Em um sábado de sol um letrado e uma comediante decidiram fazer um piquenique. Estenderam a toalha xadrez vermelha no chão e começaram a beber um delicioso cabernet sauvignon. Enquanto isso, algumas crianças brincavam na gangorra. Outras se divertiam em um carrossel enferrujado que gritava por cuidados. Suas engrenagens já não deslizavam como antes. Mas ele estava ali, fazendo o mundo delas girar. Jogando nos olhos rastro de tinta atirada na velocidade do tempo. Antes que o próprio tempo substitua seu efeito por uma garrafa de vinho.
Adultos quando embriagados acham que escutam vozes. Vozes de semente e árvore.
O letrado e a comediante já não sabiam mais o que era verdade e vertigem quando ouviram a semente dizer para outra semente:
Não corra, por favor, não me deixe aqui sozinha, inha, inha, inha...
Só estou contando histórias que observei aqui de baixo.

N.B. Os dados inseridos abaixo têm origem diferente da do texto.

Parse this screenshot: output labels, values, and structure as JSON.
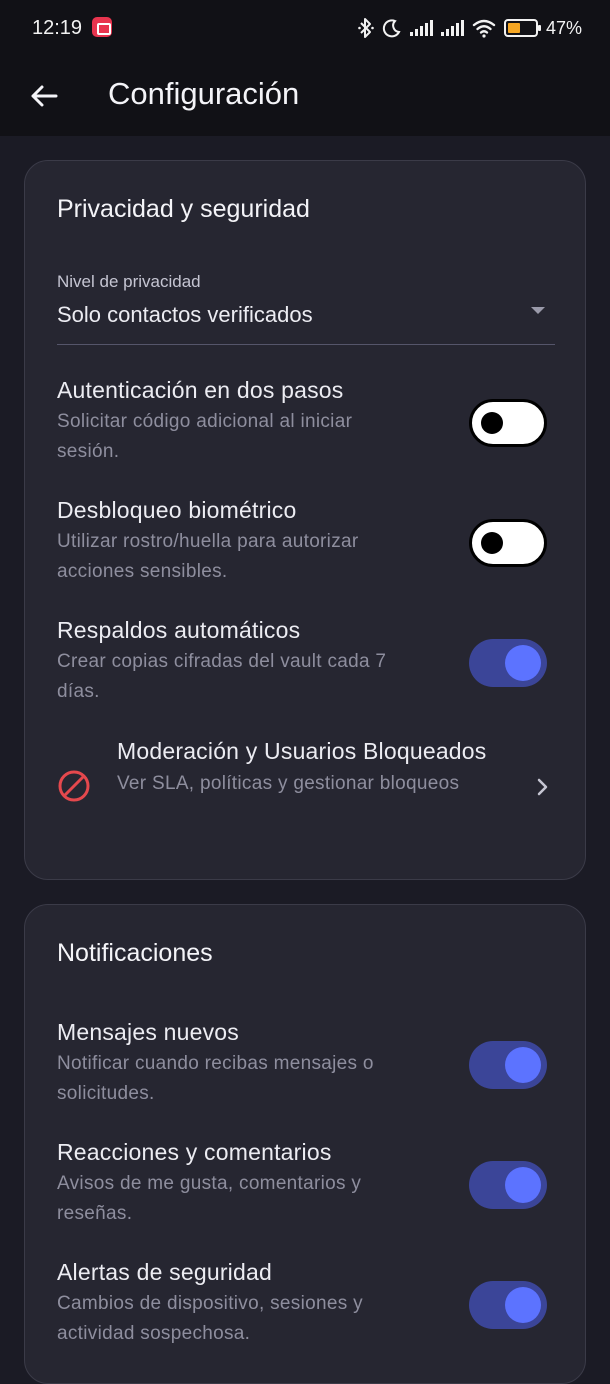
{
  "status_bar": {
    "time": "12:19",
    "battery_text": "47%",
    "battery_level": 0.47,
    "icons": [
      "bluetooth-icon",
      "moon-icon",
      "signal-icon",
      "signal-icon",
      "wifi-icon",
      "battery-icon"
    ]
  },
  "header": {
    "title": "Configuración",
    "back_icon": "arrow-left-icon"
  },
  "privacy_section": {
    "title": "Privacidad y seguridad",
    "privacy_level": {
      "label": "Nivel de privacidad",
      "value": "Solo contactos verificados"
    },
    "settings": [
      {
        "title": "Autenticación en dos pasos",
        "description": "Solicitar código adicional al iniciar sesión.",
        "enabled": false
      },
      {
        "title": "Desbloqueo biométrico",
        "description": "Utilizar rostro/huella para autorizar acciones sensibles.",
        "enabled": false
      },
      {
        "title": "Respaldos automáticos",
        "description": "Crear copias cifradas del vault cada 7 días.",
        "enabled": true
      }
    ],
    "moderation": {
      "title": "Moderación y Usuarios Bloqueados",
      "description": "Ver SLA, políticas y gestionar bloqueos",
      "icon": "block-icon"
    }
  },
  "notifications_section": {
    "title": "Notificaciones",
    "settings": [
      {
        "title": "Mensajes nuevos",
        "description": "Notificar cuando recibas mensajes o solicitudes.",
        "enabled": true
      },
      {
        "title": "Reacciones y comentarios",
        "description": "Avisos de me gusta, comentarios y reseñas.",
        "enabled": true
      },
      {
        "title": "Alertas de seguridad",
        "description": "Cambios de dispositivo, sesiones y actividad sospechosa.",
        "enabled": true
      }
    ]
  },
  "colors": {
    "background": "#1b1b25",
    "card": "#262631",
    "toggle_on_track": "#3b4598",
    "toggle_on_knob": "#5c73ff",
    "block_icon": "#e5484d"
  }
}
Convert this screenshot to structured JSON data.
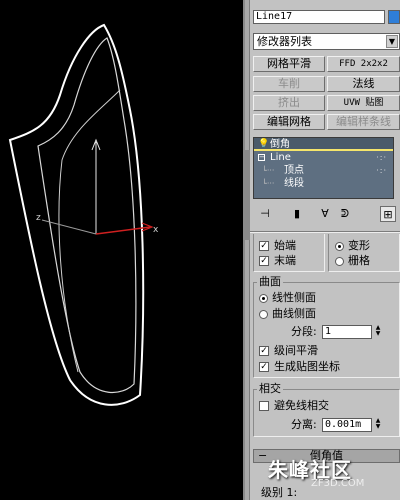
{
  "viewport": {
    "background": "#000000",
    "axis_labels": {
      "x": "x",
      "z": "z"
    }
  },
  "panel": {
    "object_name": "Line17",
    "object_color": "#2e7ed8",
    "modifier_list": "修改器列表",
    "buttons": [
      {
        "label": "网格平滑",
        "enabled": true
      },
      {
        "label": "FFD 2x2x2",
        "enabled": true
      },
      {
        "label": "车削",
        "enabled": false
      },
      {
        "label": "法线",
        "enabled": true
      },
      {
        "label": "挤出",
        "enabled": false
      },
      {
        "label": "UVW 贴图",
        "enabled": true
      },
      {
        "label": "编辑网格",
        "enabled": true
      },
      {
        "label": "编辑样条线",
        "enabled": false
      }
    ],
    "stack": {
      "items": [
        {
          "label": "倒角",
          "icon": "bulb-icon",
          "selected": true
        },
        {
          "label": "Line",
          "icon": "collapse-box-icon",
          "selected": false
        },
        {
          "label": "顶点",
          "icon": "tree-branch-icon",
          "selected": false
        },
        {
          "label": "线段",
          "icon": "tree-branch-icon",
          "selected": false
        }
      ]
    },
    "toolbar_icons": [
      "pin-stack-icon",
      "show-end-result-icon",
      "make-unique-icon",
      "remove-modifier-icon",
      "configure-sets-icon"
    ],
    "caps": {
      "start_cap": {
        "label": "始端",
        "checked": true
      },
      "end_cap": {
        "label": "末端",
        "checked": true
      },
      "morph": {
        "label": "变形",
        "selected": true
      },
      "grid": {
        "label": "栅格",
        "selected": false
      }
    },
    "surface": {
      "title": "曲面",
      "linear_sides": {
        "label": "线性侧面",
        "selected": true
      },
      "curved_sides": {
        "label": "曲线侧面",
        "selected": false
      },
      "segments_label": "分段:",
      "segments_value": "1",
      "smooth_across_levels": {
        "label": "级间平滑",
        "checked": true
      },
      "generate_mapping": {
        "label": "生成贴图坐标",
        "checked": true
      }
    },
    "intersections": {
      "title": "相交",
      "keep_lines_from_crossing": {
        "label": "避免线相交",
        "checked": false
      },
      "separation_label": "分离:",
      "separation_value": "0.001m"
    },
    "rollout_bevel_values": "倒角值",
    "footer_partial": "级别 1:"
  },
  "watermark": {
    "text": "朱峰社区",
    "sub": "ZF3D.COM"
  }
}
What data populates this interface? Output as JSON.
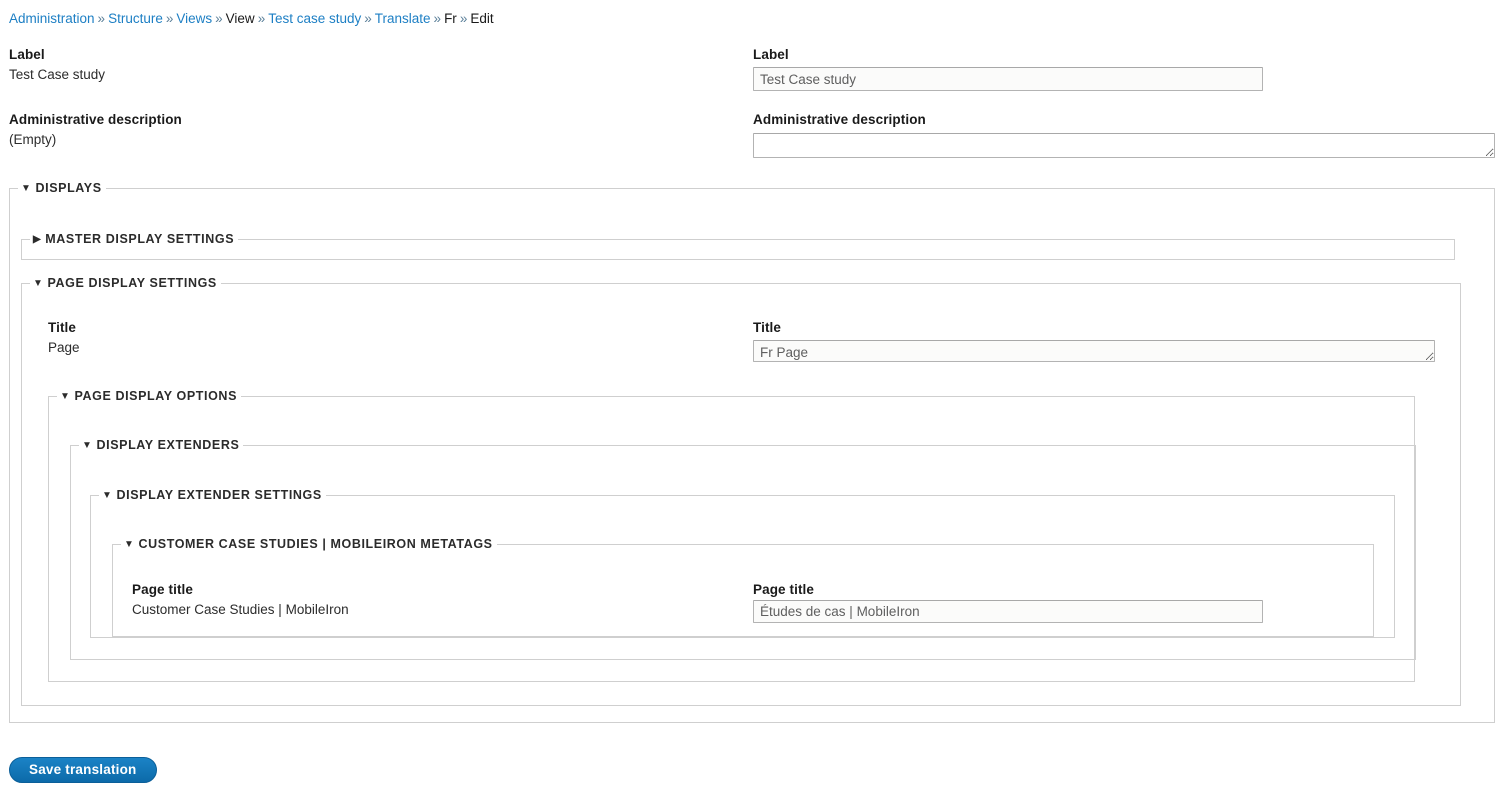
{
  "breadcrumb": {
    "separator": "»",
    "items": [
      {
        "label": "Administration",
        "link": true
      },
      {
        "label": "Structure",
        "link": true
      },
      {
        "label": "Views",
        "link": true
      },
      {
        "label": "View",
        "link": false
      },
      {
        "label": "Test case study",
        "link": true
      },
      {
        "label": "Translate",
        "link": true
      },
      {
        "label": "Fr",
        "link": false
      },
      {
        "label": "Edit",
        "link": false
      }
    ]
  },
  "colors": {
    "link": "#1d7fc4",
    "button_primary": "#0f73b5",
    "fieldset_border": "#cfcfcf",
    "input_border": "#b3b3b3",
    "input_background": "#fbfbfa",
    "legend_text": "#2b2b2b"
  },
  "fields": {
    "label": {
      "source_label": "Label",
      "source_value": "Test Case study",
      "translation_label": "Label",
      "translation_value": "Test Case study"
    },
    "admin_description": {
      "source_label": "Administrative description",
      "source_value": "(Empty)",
      "translation_label": "Administrative description",
      "translation_value": ""
    },
    "title": {
      "source_label": "Title",
      "source_value": "Page",
      "translation_label": "Title",
      "translation_value": "Fr Page"
    },
    "page_title": {
      "source_label": "Page title",
      "source_value": "Customer Case Studies | MobileIron",
      "translation_label": "Page title",
      "translation_value": "Études de cas | MobileIron"
    }
  },
  "fieldsets": {
    "displays": {
      "legend": "Displays",
      "state": "open",
      "marker": "▼"
    },
    "master_display_settings": {
      "legend": "Master display settings",
      "state": "collapsed",
      "marker": "▶"
    },
    "page_display_settings": {
      "legend": "Page display settings",
      "state": "open",
      "marker": "▼"
    },
    "page_display_options": {
      "legend": "Page display options",
      "state": "open",
      "marker": "▼"
    },
    "display_extenders": {
      "legend": "Display extenders",
      "state": "open",
      "marker": "▼"
    },
    "display_extender_settings": {
      "legend": "Display extender settings",
      "state": "open",
      "marker": "▼"
    },
    "metatags": {
      "legend": "Customer Case Studies | MobileIron metatags",
      "state": "open",
      "marker": "▼"
    }
  },
  "actions": {
    "save_label": "Save translation"
  }
}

Já vi esta árvore passar por tempestades, (in)certezas. Ela se permitiu ficar de pé por ter longas raízes. Algumas ela faz questão de deixar exposta para que uns tropecem, caiam e olhem para trás para observá-la. Outros até a xingam por isso. Com toda razão, ela provoca, gosta de viver no conflito. São nestas raízes que estou presa. Tenho me alimentado de seus frutos “ácidoce”. Todas as segundas passa por aqui o sarau do besouro zumbi. Eles varam a noite e eu caio no sono profundo. Destes poetas já recebi as flores mais perfumadas. Desta árvore já ouvi muitas e muitas histórias e quem sabe algum dia dividirei com alguém além de você.
- Vá! Disse a árvore para a semente falante.
- Você é livre para ir aonde bem entende. Não precisas de mim para ir a nenhum, nenhum lugar. Não necessitas de minha atenção. Estais presa na raiz desta árvore porque queres.
S - Mas eu sai aí de dentro! Quando eu nasci você era apenas uma árvore atraente. Não és capaz de perceber que precisas de mim?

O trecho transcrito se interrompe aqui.